May 7th, 2021 by WCBC Radio

A ban on bare-chested women at the beach in Ocean City, Maryland, violates the Constitution's guarantee of equal protection and should be overturned, advocates argued to a federal appeals court.
 
The Washington Post reports  that the Richmond-based 4th U.S. Circuit Court of Appeals is reviewing a ruling last year that upheld Ocean City's ordinance barring women, but not men, from going topless at the beach to protect “public sensibilities.”
 
During oral arguments Wednesday, Chief Judge Roger Gregory expressed skepticism about Ocean City’s rationale for the measure.
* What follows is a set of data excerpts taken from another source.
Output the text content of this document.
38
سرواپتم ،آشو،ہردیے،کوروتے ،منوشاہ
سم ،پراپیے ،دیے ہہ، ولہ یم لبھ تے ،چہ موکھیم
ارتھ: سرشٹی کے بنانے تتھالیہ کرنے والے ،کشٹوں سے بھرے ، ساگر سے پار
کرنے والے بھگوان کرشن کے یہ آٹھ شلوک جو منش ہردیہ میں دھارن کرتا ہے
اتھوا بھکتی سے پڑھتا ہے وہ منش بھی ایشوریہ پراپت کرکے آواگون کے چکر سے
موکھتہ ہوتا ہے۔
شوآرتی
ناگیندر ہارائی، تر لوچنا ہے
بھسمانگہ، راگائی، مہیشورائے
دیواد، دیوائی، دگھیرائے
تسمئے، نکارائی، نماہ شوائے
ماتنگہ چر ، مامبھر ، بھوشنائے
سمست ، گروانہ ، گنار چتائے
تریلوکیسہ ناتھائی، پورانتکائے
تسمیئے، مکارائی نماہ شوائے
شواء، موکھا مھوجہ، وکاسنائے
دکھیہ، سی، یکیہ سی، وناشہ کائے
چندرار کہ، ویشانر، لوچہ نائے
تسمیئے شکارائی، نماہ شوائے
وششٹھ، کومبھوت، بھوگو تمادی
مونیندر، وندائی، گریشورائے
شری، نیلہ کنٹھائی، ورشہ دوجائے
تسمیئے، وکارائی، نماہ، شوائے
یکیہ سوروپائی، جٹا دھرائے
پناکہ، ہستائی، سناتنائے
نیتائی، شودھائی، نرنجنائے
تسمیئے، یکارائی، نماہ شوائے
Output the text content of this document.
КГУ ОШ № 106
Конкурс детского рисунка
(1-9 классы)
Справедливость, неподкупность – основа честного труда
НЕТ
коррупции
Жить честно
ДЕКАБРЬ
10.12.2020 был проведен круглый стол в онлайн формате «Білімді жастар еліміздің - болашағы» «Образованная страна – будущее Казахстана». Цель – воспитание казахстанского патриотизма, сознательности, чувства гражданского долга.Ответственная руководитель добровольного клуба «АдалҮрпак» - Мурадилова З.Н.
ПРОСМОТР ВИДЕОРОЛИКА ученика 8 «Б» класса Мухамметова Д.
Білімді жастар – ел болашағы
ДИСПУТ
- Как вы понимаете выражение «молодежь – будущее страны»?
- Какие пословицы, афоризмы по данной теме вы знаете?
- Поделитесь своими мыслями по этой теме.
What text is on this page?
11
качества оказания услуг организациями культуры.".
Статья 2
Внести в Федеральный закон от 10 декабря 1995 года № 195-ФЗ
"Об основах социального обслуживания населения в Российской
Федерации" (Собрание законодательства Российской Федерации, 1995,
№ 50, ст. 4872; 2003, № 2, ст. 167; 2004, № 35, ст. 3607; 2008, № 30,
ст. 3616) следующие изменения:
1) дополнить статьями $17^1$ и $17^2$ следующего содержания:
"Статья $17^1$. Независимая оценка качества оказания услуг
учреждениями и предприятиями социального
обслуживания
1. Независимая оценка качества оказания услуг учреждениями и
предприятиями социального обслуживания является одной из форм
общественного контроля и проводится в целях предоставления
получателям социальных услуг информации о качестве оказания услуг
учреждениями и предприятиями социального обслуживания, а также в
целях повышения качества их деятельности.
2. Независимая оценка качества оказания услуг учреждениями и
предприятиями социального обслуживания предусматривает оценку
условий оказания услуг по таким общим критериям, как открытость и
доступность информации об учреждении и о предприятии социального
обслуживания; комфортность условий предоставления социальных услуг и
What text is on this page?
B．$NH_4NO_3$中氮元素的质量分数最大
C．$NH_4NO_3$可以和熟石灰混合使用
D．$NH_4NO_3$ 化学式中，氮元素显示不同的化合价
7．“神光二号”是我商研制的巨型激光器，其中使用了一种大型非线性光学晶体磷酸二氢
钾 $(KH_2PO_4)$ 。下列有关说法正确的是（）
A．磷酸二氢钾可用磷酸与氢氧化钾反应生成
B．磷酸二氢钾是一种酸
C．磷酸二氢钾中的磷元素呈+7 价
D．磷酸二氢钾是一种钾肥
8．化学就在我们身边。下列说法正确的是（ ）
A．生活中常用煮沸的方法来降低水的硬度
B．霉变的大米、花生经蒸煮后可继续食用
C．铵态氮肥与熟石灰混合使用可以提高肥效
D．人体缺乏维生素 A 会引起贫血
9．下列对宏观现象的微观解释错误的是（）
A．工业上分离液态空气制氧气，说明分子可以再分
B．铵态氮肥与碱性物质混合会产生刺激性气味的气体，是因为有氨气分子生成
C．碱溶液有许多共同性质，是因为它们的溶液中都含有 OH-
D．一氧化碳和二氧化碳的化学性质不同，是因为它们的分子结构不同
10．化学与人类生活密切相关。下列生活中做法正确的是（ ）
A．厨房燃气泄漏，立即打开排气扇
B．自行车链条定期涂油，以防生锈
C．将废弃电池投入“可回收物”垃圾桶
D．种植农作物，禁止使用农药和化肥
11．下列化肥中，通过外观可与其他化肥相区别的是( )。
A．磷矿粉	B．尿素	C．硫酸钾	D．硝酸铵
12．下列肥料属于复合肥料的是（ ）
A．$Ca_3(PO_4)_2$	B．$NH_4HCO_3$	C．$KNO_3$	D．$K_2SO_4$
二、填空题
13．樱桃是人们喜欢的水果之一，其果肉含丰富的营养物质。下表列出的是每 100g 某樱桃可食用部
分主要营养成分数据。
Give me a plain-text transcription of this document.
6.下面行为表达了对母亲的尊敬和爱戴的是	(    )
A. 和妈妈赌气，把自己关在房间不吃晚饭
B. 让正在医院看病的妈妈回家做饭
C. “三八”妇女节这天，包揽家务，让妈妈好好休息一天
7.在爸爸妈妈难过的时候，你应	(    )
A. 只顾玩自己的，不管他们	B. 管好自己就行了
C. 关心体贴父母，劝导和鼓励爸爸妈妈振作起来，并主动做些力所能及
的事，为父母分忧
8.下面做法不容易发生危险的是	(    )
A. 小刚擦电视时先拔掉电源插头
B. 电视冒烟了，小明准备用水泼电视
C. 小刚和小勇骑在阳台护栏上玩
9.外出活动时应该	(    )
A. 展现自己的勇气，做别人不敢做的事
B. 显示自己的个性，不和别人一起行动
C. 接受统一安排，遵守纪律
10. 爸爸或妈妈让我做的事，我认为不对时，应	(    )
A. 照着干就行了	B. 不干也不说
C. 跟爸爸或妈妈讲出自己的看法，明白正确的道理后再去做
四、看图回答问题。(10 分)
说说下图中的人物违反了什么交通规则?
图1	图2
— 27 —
Gregory asked how many calls town officials received complaining about the possibility of women going topless, and noted that the ordinance was passed after an inquiry to police about what would happen if women “expressed their freedom in this manner on the beach.”
 
Gregory said public sensibilities and legal standards have changed over time, citing Supreme Court decisions overturning laws that criminalized interracial marriage and sexual activity between same-sex adults.
 
“We’re not in the same Neanderthal-type environment,” Gregory said.
 
Ocean City’s attorney, Bruce Bright, said the ordinance is “not a regulation of sexual choices or behavior. This is a regulation of public nudity and whether it should still be defined as exposure of the female breast.”
 
Last April, U.S. District Judge James Bredar upheld the measure, saying in part that he was bound by past court rulings.
 
“Protecting the public sensibilities from the public display of areas of the body traditionally viewed as erogenous zones – including female, but not male, breasts – is an important government objective,” Bredar wrote.
 
The case began when five Maryland women sued the resort town over the 2017 law, saying it unfairly targets women in violation of the Constitution’s guarantee of equal protection. The ordinance makes public nudity a municipal infraction punishable by a fine of $1,000.
 
Ocean City officials say the ordinance is necessary to maintain the town’s family-friendly character.
 
The lawsuit is one of several across the country challenging similar laws. In Colorado, the federal appeals court ruled against a Fort Collins ban and declared the city’s ordinance unconstitutional. The U.S. Supreme Court refused last year to take up a challenge to a similar New Hampshire law in a case brought by three women fined for exposing their breasts in public.